Mantas Mazeika - Tamper-Resistant Safeguards for Open-Weight LLMs
Transcript
Thank you. Hi everyone, my name is Mantas, I work at the Center for AI Safety, and this is a presentation on a recent paper we did called Tamper Resistant Safeguards for Openweight LLMs. It's a big collaboration. I have amazing collaborators and I'm excited to talk about the work. In this work, we study the problem of weight tampering attacks, which includes all attacks that on a large language model safeguards that just perturb or edit the weights in some way, including fine tuning attacks, which have been talked about a lot lately.
An example of this is that – while the Llama-2 safeguards are quite robust at input-space attacks – it turns out that they can be easily stripped away with a couple of steps of fine tuning. And in fact, I think this was done within a week of Llama-2's release. So, this is a problem because on the one hand, open-weight models are really great. They reduce concentration of power, democratize the benefits of AI, and accelerate academic research including AI safety research. I think in large part, a lot of this work on Large Language Model robustness to input-space attacks would not have been possible without these Llama models because they were the first example we had of robustness to these attacks.
But on the other hand, advanced open weight models without safeguards could pose serious risks because if you release a model on the Internet, you are giving it to everyone, including terrorist groups and death cults and you name it. So there's this rock in a hard place problem and people have thought about this problem and tried to figure out ways that you can make these safeguards tamper resistant.
There's been lots of prior work on this topic, but before our work there were still no methods that protected large language models from a wide range of tampering attacks. So that's what we set out to study. We came up with this method, which is basically adversarial training, except the adversary can optimize the parameters instead of the inputs.
And it's inspired by this earlier work by Peter Henderson et al. which was done on BERT style models. And so just briefly, this algorithm we have this training set of optimization attacks. We focus on fine tuning attacks, to train against. And we have a retain loss and this safety loss and data set, we call this the tamper-resistance loss.

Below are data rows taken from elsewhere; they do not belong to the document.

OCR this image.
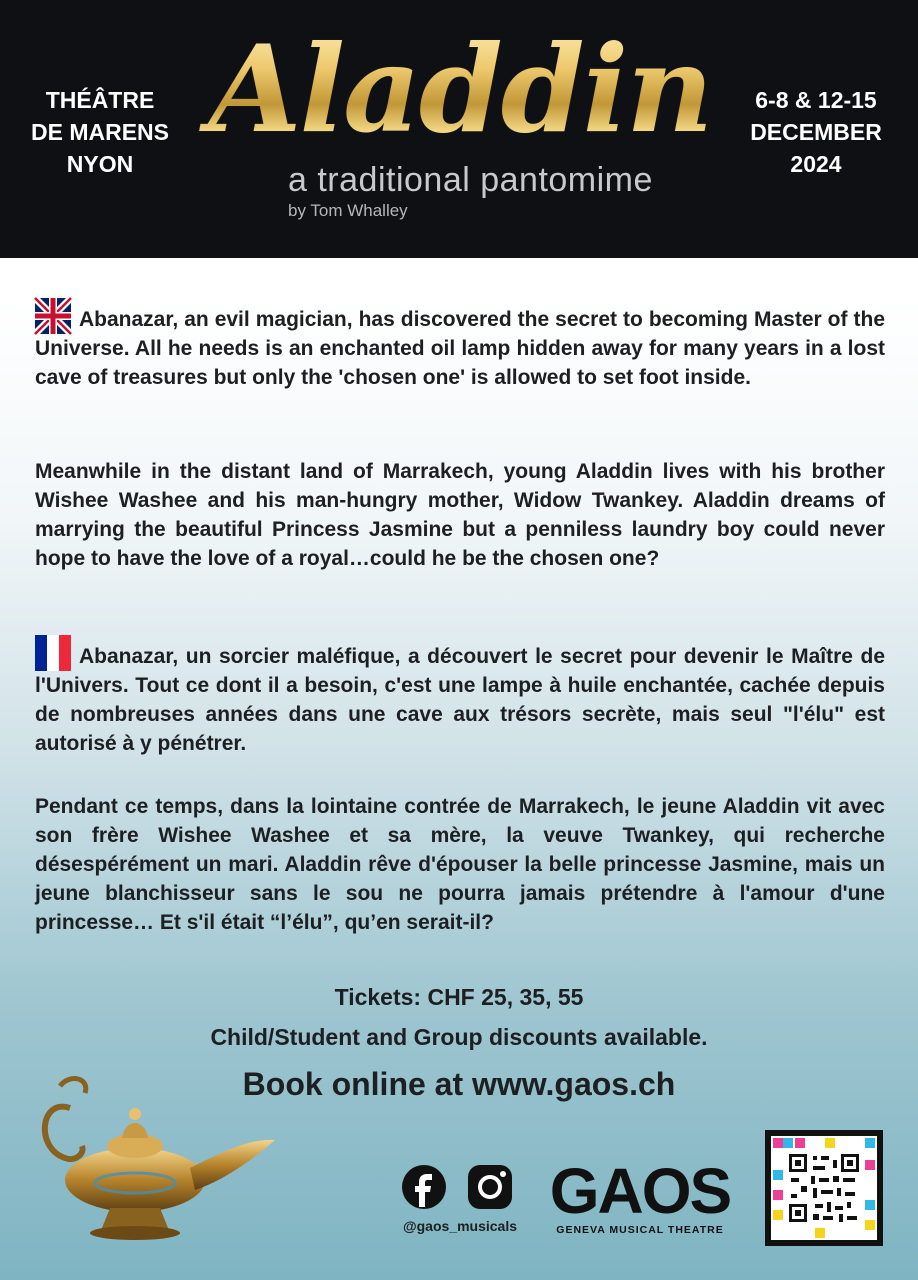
THÉÂTRE
DE MARENS
NYON
Aladdin
a traditional pantomime
by Tom Whalley
6-8 & 12-15
DECEMBER
2024
Abanazar, an evil magician, has discovered the secret to becoming Master of the Universe. All he needs is an enchanted oil lamp hidden away for many years in a lost cave of treasures but only the 'chosen one' is allowed to set foot inside.
Meanwhile in the distant land of Marrakech, young Aladdin lives with his brother Wishee Washee and his man-hungry mother, Widow Twankey. Aladdin dreams of marrying the beautiful Princess Jasmine but a penniless laundry boy could never hope to have the love of a royal…could he be the chosen one?
Abanazar, un sorcier maléfique, a découvert le secret pour devenir le Maître de l'Univers. Tout ce dont il a besoin, c'est une lampe à huile enchantée, cachée depuis de nombreuses années dans une cave aux trésors secrète, mais seul "l'élu" est autorisé à y pénétrer.
Pendant ce temps, dans la lointaine contrée de Marrakech, le jeune Aladdin vit avec son frère Wishee Washee et sa mère, la veuve Twankey, qui recherche désespérément un mari. Aladdin rêve d'épouser la belle princesse Jasmine, mais un jeune blanchisseur sans le sou ne pourra jamais prétendre à l'amour d'une princesse… Et s'il était “l’élu”, qu’en serait-il?
Tickets: CHF 25, 35, 55
Child/Student and Group discounts available.
Book online at www.gaos.ch
@gaos_musicals GAOS
GENEVA MUSICAL THEATRE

And then our method itself has two stages. The first applies some initial just normal safeguard like RLHF or a standard unlearning method. And then we have a second stage of tamper-resistant training. This is the adversarial training loop, where there's an outer loop and inner attack, which doesn't have to be an inner optimization process but in our case it is because we're using fine tuning attacks. And yeah, we found some interesting things while designing this method and trying a bunch of stuff out. Maybe one of the more interesting things is that the method actually works, but the choice of tampering-resistance loss matters a lot to make the method work better.
So on the left is what happens if you are maximizing the cross entropy loss of the adversary as your tamper-resistance loss. And on the right is what happens when you maximize the entropy, just make it uncertain after the adversary's inner loop. And you can see the adversary's inner loop in these small boxes, and if you're using this better entropy loss, what happens throughout the course of training is: the outer loop is more stable, but also the inner loop curves up and the adversary becomes less able to optimize their loss.
This method actually works, which was crazy and surprising to see for large language models. These are all on Llama 3, 8B scale models. And our results are on two domains. The first is what we call Weaponization Knowledge Restriction. It's basically unlearning on this WMDP dataset. The second is Harmful Request Refusal, and so on the left here we have our on learning results across biosecurity, chemical security, and cybersecurity data.
And we do see a degradation in benign performance on MMLU but crucially we're able to improve the tamper-resistance loss, much more highly than it was for the baselines. We see a similar story with for refusal experiments, our experiments there are a little smaller scale, but we were able to improve performance, we have extensive red-teaming results. And that's basically it.